R Tip: If you are using a date-time class, instead
of just a date class, you need to use scale_x_datetime().
Subset The Data
Now let's create a subset of the data and plot it.
# subset 2 months around flood
precip.boulder_AugOct <- subset(precip.boulder_daily,
DATE >= as.Date('2013-08-15') &
DATE <= as.Date('2013-10-15'))
# check the first & last dates
min(precip.boulder_AugOct$DATE)
## [1] "2013-08-21"
max(precip.boulder_AugOct$DATE)
## [1] "2013-10-11"
# create new plot
precPlot_flood2 <- ggplot(data=precip.boulder_AugOct, aes(DATE,PRECIP)) +
geom_bar(stat="identity") +
xlab("Time") + ylab("Precipitation (inches)") +
ggtitle("Daily Total Precipitation \n Boulder Creek 2013")
precPlot_flood2
Interactive Plots - Plotly
Let's turn our plot into an interactive Plotly plot.
# setup your plot.ly credentials; if not already set up
#Sys.setenv("plotly_username"="your.user.name.here")
#Sys.setenv("plotly_api_key"="your.key.here")
# view plotly plot in R
ggplotly(precPlot_flood2)
# publish plotly plot to your plot.ly online account when you are happy with it
api_create(precPlot_flood2)
Challenge: Plot Precip for Boulder Station Since 1948
The Boulder precipitation station has been recording data since 1948. Use the
steps above to create a plot of the full record of precipitation at this station (1948 - 2013).

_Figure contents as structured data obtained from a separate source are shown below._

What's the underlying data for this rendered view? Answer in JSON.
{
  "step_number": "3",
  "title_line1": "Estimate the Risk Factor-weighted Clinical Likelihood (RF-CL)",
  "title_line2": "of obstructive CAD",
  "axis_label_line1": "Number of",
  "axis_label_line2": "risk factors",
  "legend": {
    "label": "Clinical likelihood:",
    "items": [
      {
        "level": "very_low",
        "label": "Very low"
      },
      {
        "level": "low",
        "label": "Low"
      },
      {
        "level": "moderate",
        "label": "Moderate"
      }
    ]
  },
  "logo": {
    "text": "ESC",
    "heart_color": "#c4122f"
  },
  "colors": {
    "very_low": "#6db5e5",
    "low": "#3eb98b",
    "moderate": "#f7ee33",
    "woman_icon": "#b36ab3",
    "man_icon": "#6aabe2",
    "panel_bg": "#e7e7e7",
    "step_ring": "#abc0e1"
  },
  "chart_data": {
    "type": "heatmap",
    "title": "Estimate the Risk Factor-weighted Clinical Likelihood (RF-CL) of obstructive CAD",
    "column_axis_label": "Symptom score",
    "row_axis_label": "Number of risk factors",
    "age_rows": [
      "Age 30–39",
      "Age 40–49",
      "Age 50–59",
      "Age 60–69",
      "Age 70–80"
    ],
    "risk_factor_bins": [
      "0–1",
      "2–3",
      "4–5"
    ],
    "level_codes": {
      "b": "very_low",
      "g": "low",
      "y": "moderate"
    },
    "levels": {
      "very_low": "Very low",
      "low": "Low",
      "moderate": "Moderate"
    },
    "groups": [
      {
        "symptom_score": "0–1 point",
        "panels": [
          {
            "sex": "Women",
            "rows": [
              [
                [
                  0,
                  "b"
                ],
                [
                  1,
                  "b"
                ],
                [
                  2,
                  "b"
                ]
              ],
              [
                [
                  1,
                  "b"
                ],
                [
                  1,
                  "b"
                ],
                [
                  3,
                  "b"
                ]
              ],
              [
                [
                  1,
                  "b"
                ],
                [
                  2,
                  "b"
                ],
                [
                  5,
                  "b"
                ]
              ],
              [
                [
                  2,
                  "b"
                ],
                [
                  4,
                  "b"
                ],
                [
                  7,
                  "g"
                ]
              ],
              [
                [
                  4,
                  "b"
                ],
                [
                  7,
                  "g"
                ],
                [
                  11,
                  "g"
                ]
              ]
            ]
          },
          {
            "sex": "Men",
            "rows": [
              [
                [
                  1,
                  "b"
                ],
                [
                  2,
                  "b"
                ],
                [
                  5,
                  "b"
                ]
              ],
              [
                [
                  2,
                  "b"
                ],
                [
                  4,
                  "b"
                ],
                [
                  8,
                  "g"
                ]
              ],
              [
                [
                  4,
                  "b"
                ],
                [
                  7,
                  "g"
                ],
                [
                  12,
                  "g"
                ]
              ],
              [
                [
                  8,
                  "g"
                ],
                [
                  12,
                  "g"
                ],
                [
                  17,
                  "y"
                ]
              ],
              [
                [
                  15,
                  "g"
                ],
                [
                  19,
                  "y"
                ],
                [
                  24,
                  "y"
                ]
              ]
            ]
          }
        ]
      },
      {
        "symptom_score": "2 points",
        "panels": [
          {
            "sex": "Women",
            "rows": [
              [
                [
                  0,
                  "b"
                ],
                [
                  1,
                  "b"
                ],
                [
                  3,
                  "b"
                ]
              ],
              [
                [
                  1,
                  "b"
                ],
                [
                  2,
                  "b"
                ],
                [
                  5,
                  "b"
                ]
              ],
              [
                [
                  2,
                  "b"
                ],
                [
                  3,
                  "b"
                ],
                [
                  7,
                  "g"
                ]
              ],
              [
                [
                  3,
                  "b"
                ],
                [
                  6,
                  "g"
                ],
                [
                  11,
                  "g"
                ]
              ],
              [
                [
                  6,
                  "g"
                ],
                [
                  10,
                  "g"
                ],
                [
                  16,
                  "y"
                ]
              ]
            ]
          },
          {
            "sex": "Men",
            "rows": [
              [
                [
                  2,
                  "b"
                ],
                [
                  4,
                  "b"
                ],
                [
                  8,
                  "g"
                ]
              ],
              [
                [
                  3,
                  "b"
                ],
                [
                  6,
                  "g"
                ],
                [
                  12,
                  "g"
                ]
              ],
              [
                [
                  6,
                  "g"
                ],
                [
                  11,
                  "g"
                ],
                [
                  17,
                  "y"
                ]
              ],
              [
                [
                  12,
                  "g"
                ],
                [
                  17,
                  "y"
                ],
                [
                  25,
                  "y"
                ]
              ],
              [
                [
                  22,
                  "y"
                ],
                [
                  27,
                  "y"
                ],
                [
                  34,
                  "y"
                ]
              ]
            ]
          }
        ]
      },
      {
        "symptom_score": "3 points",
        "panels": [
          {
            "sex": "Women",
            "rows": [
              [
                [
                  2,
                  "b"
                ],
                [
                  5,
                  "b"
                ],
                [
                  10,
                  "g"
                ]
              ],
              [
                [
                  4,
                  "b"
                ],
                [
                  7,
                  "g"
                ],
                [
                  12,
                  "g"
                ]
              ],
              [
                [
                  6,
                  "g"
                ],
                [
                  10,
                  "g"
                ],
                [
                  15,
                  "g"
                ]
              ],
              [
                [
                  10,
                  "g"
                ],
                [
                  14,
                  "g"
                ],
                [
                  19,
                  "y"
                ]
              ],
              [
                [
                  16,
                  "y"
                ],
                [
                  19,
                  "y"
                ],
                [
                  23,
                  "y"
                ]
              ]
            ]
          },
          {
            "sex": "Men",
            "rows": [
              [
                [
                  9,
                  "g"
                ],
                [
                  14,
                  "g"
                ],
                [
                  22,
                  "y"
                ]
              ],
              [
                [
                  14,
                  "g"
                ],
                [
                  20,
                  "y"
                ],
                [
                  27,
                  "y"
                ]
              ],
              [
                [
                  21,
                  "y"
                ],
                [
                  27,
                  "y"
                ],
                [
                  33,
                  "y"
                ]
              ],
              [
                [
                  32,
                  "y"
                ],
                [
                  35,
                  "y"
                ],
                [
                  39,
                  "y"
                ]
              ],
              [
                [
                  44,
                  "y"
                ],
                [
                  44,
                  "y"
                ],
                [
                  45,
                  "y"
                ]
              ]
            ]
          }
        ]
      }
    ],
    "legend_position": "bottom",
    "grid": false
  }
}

The full dataset takes considerable time to download, so we recommend you use the dataset provided in the compressed file ("805333-precip_daily_1948-2013.csv").
As an added challenge, aggregate the data by month instead of by day.
Additional Resources
Units & Scale
If you are using a dataset downloaded before 2016, the units were in
hundredths of an inch, this isn't the most useful measure. You might want to
create a new column PRECIP that contains the data from HPCP converted to
inches.
# convert from 100th inch by dividing by 100
precip.boulder$PRECIP<-precip.boulder$HPCP/100
# view & check to make sure conversion occurred
head(precip.boulder)
## STATION STATION_NAME ELEVATION LATITUDE LONGITUDE DATE
## 1 COOP:050843 BOULDER 2 CO US 1650.5 40.03389 -105.2811 2003-01-01
## 2 COOP:050843 BOULDER 2 CO US 1650.5 40.03389 -105.2811 2003-02-01
## 3 COOP:050843 BOULDER 2 CO US 1650.5 40.03389 -105.2811 2003-02-03
## 4 COOP:050843 BOULDER 2 CO US 1650.5 40.03389 -105.2811 2003-02-03
## 5 COOP:050843 BOULDER 2 CO US 1650.5 40.03389 -105.2811 2003-02-03
## 6 COOP:050843 BOULDER 2 CO US 1650.5 40.03389 -105.2811 2003-02-05
## HPCP Measurement.Flag Quality.Flag DateTime PRECIP
## 1 0.0 g 2003-01-01 01:00:00 0.000
## 2 0.0 g 2003-02-01 01:00:00 0.000
## 3 0.2 2003-02-02 19:00:00 0.002
## 4 0.1 2003-02-02 22:00:00 0.001
## 5 0.1 2003-02-03 02:00:00 0.001
## 6 0.1 2003-02-05 02:00:00 0.001
Question
Compare HPCP and PRECIP. Did we do the conversion correctly?